D-100’ün simitçisi!
- Özlem KARAKOYUN

- 3 dakika önce
- 2 dakikada okunur
“Hayatın yükünü simit sopasıyla omuzluyor”
Yaşamın tüm zorluklarına rağmen ekmeğini alın teriyle kazanan 56 yaşındaki Nazmi Güngör İyisoy, vicdanı ve emeğiyle ayakta durmaya devam ediyor. Babasının kaybı, sağlık sorunları ve yalnızlığa rağmen umudunu yitirmeyen Nazmi İyisoy, “Bir şekilde devam etmek zorundayız” diyerek her gün yeniden hayata tutunuyor.


Lüleburgaz D-100 karayolu üzerinde ışıklarda simit satan 56 yaşındaki Nazmi Güngör İyisoy, yaşamın ağır şartlarına rağmen ekmeğini alın teriyle kazanmayı sürdürüyor.
Aslen Çorlulu olan İyisoy, “Alın teriyle kazanıyorum, vicdanım rahat” diyerek hayata karşı duruşunu özetledi.
1969 doğumlu İyisoy, gençlik yıllarında uzman çavuş olarak görev yaptığını; ancak 1994 yılında kendi isteğiyle görevinden ayrıldığını söyledi. Bu kararıyla ilgili olarak, sürekli ölümle ve acıyla yüz yüze gelmenin yıpratıcı olduğunu dile getirdi. Ardından 2002 yılına kadar tekstil sektöründe çalışarak geçimini sağladığını sözlerine ekledi.
Babasının vefatı İyisoy için hayatının en büyük kırılma noktalarından biri oldu. Bu acıyla baş etmekte zorlandığını söyleyen İyisoy, o dönemde uzak şehirlere giderek simit sattığını anlattı.
“Antalya’ya da gittim Bursa’ya da. Belki uzaklaşınca içimdeki yangın diner diye düşündüm. Dönüp dolaşıp yine Lüleburgaz’a döndüm.” ifadelerini kullandı.

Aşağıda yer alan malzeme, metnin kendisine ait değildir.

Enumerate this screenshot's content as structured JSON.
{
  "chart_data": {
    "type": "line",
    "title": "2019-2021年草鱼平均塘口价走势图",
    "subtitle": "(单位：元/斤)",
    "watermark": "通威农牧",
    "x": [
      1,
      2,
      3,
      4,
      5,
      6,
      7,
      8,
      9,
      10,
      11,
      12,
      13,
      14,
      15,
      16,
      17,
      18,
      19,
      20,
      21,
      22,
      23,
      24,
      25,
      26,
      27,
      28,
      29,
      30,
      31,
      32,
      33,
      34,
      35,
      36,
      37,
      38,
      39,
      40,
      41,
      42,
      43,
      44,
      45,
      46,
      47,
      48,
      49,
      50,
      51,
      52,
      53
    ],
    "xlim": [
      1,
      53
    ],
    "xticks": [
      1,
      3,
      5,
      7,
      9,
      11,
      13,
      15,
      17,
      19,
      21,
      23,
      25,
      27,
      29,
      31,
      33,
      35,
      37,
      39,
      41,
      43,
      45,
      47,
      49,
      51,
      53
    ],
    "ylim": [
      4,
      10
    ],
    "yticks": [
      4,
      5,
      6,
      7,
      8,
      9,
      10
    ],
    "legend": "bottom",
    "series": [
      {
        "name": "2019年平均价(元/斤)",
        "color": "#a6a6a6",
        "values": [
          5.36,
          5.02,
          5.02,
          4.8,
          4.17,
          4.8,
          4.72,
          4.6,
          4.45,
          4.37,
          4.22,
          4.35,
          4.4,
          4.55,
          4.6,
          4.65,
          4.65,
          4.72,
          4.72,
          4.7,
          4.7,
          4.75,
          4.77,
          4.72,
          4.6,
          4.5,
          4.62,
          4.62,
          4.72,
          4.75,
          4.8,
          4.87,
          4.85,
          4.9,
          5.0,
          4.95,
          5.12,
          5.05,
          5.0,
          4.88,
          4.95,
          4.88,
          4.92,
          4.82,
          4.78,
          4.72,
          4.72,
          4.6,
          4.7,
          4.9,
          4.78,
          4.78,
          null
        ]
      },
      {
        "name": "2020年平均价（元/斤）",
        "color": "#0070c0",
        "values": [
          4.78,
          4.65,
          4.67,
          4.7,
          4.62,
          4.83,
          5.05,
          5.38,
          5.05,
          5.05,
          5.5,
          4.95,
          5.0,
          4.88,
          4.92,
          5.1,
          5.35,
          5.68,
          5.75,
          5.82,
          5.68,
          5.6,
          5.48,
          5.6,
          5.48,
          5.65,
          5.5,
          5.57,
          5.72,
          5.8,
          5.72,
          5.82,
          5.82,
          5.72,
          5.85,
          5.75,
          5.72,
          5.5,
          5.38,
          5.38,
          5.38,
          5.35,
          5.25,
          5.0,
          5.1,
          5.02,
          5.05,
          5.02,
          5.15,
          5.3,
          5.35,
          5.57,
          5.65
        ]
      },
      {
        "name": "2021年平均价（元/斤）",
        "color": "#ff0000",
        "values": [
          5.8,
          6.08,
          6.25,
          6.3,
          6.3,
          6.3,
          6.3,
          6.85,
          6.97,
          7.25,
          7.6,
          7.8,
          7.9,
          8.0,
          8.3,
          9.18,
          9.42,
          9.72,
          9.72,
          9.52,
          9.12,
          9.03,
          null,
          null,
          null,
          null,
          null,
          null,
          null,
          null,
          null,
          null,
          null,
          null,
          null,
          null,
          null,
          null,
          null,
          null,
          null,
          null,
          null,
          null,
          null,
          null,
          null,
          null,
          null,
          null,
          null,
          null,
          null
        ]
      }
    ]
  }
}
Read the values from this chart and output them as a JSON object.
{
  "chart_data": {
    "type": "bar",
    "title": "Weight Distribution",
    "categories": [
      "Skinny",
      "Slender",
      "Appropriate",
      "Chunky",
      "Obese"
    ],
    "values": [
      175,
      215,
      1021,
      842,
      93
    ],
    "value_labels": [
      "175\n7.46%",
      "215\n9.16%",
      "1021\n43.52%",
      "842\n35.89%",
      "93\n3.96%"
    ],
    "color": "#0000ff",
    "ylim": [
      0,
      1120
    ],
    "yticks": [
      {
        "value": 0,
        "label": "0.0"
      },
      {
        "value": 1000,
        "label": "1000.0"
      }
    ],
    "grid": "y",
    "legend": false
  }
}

Hayatını pansiyonda sürdüren İyisoy, D-100 karayolu üzerinde yoğun trafik arasında simit satarken görünür olabilmek için bir minibüs şoförünün kendisine hediye ettiği reflektörlü yeleği kullanıyor.
Bacağındaki kemik erimesi nedeniyle farklı bir işte çalışma imkanının kısıtlı olduğunu belirten İyisoy, “Sattığım simit 20 lira olsa da bazen bir simide 100 lira verenler oluyor. Fazlasını cebime koymam. O parayla simit ikram ederim. Haram paranın sıcaklığı olmaz. İnsanı insan yapan vicdan ve merhamettir. Ben bu ikisinin varlığını korumaya çalışıyorum” diye konuştu.
Kırmızı ışıkta sürücülerle ettiği kısa sohbetler, onun için güne bağlanma anları olurken, insanlarla kurduğu bu kısa temas, ona hem moral hem güç veriyor.
Yaşadığı her zorluğa rağmen umudunu kaybetmeyen İyisoy, çocuklara ve ailelere de önemli mesajlar verirken, “Çocuklar ailelerinden uzaklaşmasın. Aileler de çocuklarının elini bırakmasın. Ne yaşanırsa yaşansın bağlar kopmasın.” dedi.
Nazmi Güngör İyisoy, simit sopasıyla sadece ekmek peşinde koşmuyor; aynı zamanda hayata karşı verdiği mücadeleyi de taşıyor. “Bir şekilde devam etmek zorundayız” diyerek her yeni günün zorluğuna rağmen dimdik ayakta durmayı sürdürüyor.